The oil and gas sector was heavily affected by this. Tax and social security rules for offshore oil and gas workers have always been complicated and dependent upon a number of factors, including whose waters the individual is working in and the location of the employer. A lot of roles in this sector cannot be undertaken remotely which led to individuals being displaced and isolated unexpectedly for significant periods of time, resulting in a number of complications.

The sector faced organisational challenges to ensure operations could continue in a COVID safe environment; ensuring employee wellbeing was addressed, together with potential increases in tax compliance costs, at a time when they were also dealing with a fall in demand and price of their product. As we continue to navigate out of the pandemic, contingency plans should be implemented by the sector to address these issues which will undoubtedly continue to arise going forward.

While the pandemic has resulted in employees considering their working location, it’s also prompted employers to widen their talent pool. The growing tech industry is a great example of this, where UK based firms may be targeting specialists in the US or Europe – however this must be done with caution as overseas appointments can give rise to corporate and employment tax, social security, employment law and immigration consequences.

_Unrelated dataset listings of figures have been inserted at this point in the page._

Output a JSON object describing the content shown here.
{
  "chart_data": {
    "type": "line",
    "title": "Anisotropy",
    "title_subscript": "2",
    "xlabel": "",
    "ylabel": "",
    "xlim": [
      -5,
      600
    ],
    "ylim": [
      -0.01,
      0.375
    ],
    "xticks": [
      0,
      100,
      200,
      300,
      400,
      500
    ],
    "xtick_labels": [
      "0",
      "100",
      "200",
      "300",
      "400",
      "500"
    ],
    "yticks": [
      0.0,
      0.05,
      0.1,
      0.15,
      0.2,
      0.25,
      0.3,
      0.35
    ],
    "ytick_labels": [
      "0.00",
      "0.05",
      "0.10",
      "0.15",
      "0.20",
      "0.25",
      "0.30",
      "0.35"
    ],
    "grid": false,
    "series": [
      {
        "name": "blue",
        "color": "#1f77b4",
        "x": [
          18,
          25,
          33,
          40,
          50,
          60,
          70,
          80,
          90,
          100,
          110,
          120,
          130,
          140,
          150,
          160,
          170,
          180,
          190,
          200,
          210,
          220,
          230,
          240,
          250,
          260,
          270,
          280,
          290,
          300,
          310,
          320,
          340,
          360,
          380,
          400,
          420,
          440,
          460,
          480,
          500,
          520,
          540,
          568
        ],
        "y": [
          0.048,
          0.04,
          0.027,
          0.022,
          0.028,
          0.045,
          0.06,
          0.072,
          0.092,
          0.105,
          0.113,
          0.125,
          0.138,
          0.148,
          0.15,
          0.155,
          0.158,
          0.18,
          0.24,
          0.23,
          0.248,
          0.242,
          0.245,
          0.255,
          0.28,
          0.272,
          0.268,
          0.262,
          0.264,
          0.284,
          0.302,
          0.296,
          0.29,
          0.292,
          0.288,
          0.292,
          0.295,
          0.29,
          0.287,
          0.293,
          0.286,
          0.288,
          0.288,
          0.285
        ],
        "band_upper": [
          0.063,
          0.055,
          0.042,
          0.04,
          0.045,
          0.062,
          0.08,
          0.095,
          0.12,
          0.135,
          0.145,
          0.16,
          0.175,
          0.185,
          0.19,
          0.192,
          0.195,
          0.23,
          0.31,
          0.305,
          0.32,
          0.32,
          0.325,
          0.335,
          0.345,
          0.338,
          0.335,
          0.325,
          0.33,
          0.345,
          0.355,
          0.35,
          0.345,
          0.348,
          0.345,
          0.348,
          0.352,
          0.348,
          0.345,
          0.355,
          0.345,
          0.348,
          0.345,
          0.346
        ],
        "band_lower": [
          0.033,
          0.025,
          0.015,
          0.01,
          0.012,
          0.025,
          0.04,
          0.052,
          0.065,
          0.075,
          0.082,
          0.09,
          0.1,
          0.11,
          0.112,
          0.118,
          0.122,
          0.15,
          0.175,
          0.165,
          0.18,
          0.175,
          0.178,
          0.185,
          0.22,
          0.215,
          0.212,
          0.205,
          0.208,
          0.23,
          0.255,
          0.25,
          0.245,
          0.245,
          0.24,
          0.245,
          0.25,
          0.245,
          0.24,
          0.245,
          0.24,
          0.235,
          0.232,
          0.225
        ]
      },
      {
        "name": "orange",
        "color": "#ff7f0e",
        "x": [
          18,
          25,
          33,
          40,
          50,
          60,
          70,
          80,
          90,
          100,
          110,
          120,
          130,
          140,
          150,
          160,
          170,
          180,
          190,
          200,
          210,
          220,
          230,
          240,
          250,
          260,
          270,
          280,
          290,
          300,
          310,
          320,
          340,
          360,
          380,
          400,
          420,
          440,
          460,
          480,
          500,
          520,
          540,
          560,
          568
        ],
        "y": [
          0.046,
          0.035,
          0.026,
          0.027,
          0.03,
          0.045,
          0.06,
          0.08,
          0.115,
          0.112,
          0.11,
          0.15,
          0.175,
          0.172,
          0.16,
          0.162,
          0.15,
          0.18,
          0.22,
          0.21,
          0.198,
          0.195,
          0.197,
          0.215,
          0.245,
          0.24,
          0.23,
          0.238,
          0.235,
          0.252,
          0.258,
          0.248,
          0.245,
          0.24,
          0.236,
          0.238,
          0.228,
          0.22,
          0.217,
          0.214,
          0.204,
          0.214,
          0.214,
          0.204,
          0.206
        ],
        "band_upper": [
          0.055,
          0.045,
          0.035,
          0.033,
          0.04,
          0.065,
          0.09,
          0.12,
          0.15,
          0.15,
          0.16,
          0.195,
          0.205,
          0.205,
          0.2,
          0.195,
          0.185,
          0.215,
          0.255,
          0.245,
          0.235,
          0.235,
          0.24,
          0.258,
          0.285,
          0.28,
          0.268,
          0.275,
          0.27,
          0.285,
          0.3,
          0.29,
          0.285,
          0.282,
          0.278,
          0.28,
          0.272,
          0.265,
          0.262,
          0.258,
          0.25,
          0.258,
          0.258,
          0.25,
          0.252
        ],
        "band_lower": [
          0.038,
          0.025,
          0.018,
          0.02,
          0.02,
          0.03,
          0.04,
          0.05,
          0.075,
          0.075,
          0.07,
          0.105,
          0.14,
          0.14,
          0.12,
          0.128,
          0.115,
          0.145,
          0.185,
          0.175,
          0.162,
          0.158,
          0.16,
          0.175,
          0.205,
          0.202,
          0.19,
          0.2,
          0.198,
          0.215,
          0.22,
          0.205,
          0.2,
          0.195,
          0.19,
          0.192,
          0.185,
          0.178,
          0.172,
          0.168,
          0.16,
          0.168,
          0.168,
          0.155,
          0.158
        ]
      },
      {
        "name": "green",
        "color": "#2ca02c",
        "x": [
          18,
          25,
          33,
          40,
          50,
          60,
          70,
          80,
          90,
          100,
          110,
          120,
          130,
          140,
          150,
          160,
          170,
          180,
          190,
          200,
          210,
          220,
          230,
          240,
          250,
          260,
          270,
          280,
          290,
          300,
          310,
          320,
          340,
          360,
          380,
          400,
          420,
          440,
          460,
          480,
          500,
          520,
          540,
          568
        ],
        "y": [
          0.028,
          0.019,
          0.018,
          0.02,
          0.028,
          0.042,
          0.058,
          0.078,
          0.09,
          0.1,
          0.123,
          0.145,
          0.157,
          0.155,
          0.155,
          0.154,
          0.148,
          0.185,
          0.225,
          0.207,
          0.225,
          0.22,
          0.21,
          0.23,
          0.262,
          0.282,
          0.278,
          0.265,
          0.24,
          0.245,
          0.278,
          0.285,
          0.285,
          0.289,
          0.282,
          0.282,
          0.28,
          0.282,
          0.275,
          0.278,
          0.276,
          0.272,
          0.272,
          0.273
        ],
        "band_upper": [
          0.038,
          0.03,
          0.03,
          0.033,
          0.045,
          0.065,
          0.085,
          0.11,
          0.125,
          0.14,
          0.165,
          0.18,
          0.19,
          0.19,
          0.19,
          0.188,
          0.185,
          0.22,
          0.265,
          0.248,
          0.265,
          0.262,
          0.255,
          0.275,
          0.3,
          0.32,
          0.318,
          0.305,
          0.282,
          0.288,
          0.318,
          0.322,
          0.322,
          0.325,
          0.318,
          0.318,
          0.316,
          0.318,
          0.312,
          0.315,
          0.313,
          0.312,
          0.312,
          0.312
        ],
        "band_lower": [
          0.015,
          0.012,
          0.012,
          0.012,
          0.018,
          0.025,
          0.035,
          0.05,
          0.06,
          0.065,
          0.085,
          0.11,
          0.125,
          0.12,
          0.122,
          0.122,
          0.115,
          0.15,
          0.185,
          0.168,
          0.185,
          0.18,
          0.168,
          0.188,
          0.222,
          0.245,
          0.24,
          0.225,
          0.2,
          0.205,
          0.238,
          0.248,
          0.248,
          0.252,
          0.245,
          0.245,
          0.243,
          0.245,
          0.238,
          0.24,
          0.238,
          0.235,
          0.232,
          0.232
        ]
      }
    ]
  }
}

Aside from COVID driving the desire for more flexibility in the workplace, there have been other complex developments in global mobility in the last year which employers need to be aware of. Brexit has impacted business travel and it’s now not quite as easy to jump on a plane for a last-minute meeting in Europe. There are more legalities with potentially different documentation being required from an immigration perspective and companies should also be aware of the EU Posted Worker Directive.

The latest revision to the directive had to be transposed into national laws by last July, and as that was the only mandate, there are variations on how each EU country has adopted the rules and processes. Some countries have opted for a ‘belt and braces’ approach, applying the legislation to all workers entering their country for however short a period of time.

The result is that now, more than ever, companies need to ensure they have robust processes in place when they have globally mobile employees, in order to monitor and manage any risks and exposures resulting from their travel from compliance, financial and reputational perspectives.

Business travel into the UK has always been complex and this is set to continue when travel restrictions lift and the skies re-open. Even if an employee of the company’s sister office in France works in the UK for a couple of days a year, or a non-UK resident director of the company comes to the UK to attend a board meeting – all these trips could have UK tax consequences for UK employers and the individuals concerned.

Companies need to consider their processes for monitoring such travel and ensure that they are taking the required employer compliance actions. One action is to determine whether a short-term business visitor agreement would be appropriate for the business – a one off application to HMRC whereby certain compliance obligations are relaxed in respect of overseas employees who meet the criteria.

As with everything post-pandemic, the more flexible working landscape is going to take a bit of getting used to. The businesses best placed to deal with these new ways of working will be the ones who consider their risks and exposures and have a firm understanding of their global travel pattern, where their employees are based and where their talent pool is. These steps will help ensure companies are compliant with the authorities and remain attractive to current and potential employees.